I want to implement an functionality to remove an element from an array of struct in spark scala.For the date "2019-01-26" I want to remove the entire struct from the array column. Following is my code :
import org.apache.spark.sql.types._
val df=Seq(("123","Jack",Seq(("2020-04-26","200","72","ABC"),("2020-05-26","300","71","ABC"),("2019-01-26","200","70","DEF"),("2019-01-26","200","70","DEF"),("2019-01-26","200","70","DEF"))),("124","jones",Seq(("2020-04-26","200","72","ABC"),("2020-05-26","300","71","ABC"),("2020-06-26","200","70","ABC"),("2020-08-26","300","69","ABC"),("2020-08-26","300","69","ABC"))),("125","daniel",Seq(("2019-01-26","200","70","DEF"),("2019-01-26","200","70","DEF"),("2019-01-26","200","70","DEF"),("2019-01-26","200","70","DEF"),("2019-01-26","200","70","DEF")))).toDF("id","name","history").withColumn("history",$"history".cast("array<struct<infodate:Date,amount1:Integer,amount2:Integer,detail:string>>"))
scala> df.printSchema
root
|-- id: string (nullable = true)
|-- name: string (nullable = true)
|-- history: array (nullable = true)
| |-- element: struct (containsNull = true)
| | |-- infodate: date (nullable = true)
| | |-- amount1: integer (nullable = true)
| | |-- amount2: integer (nullable = true)
| | |-- detail: string (nullable = true)
So the for the date 2019-01-26 , I want to remove the struct in which it is present so that it is removed from the array column.I want a solution like this.

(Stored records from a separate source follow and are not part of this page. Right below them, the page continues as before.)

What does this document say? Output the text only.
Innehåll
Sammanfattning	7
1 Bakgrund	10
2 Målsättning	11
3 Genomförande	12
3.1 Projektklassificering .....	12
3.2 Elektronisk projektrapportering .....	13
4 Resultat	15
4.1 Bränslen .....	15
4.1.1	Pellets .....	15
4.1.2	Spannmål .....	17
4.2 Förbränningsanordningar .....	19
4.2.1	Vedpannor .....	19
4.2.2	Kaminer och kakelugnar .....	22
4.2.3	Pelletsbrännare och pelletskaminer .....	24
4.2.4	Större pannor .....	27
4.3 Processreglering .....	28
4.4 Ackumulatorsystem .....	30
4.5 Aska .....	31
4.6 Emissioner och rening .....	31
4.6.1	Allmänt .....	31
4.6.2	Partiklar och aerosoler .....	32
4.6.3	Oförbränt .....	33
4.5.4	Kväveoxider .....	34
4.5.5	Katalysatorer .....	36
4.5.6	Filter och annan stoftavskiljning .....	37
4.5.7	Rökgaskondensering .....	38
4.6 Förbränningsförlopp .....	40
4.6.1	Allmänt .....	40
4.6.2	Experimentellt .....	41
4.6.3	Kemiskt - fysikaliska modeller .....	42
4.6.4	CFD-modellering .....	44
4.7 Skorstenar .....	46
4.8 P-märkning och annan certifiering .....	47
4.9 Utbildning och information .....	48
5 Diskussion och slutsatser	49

I manage to find the solution but it involves lot of hardcoding and I'm searching for a solution/suggestion that is optimal.
Hardcoded solution:
val dfnew=df
.withColumn( "history" ,
array_except(
col("history"),
array(
struct(
lit("2019-01-26").cast(DataTypes.DateType).alias("infodate"),
lit("200").cast(DataTypes.IntegerType).alias("amount1"),
lit("70").cast(DataTypes.IntegerType).alias("amount2"),
lit("DEF").alias("detail")
)
)
)
)
Is there any way of optimally doing it with one filter condition only on date "2019-01-26", which removes the struct/array from the array column.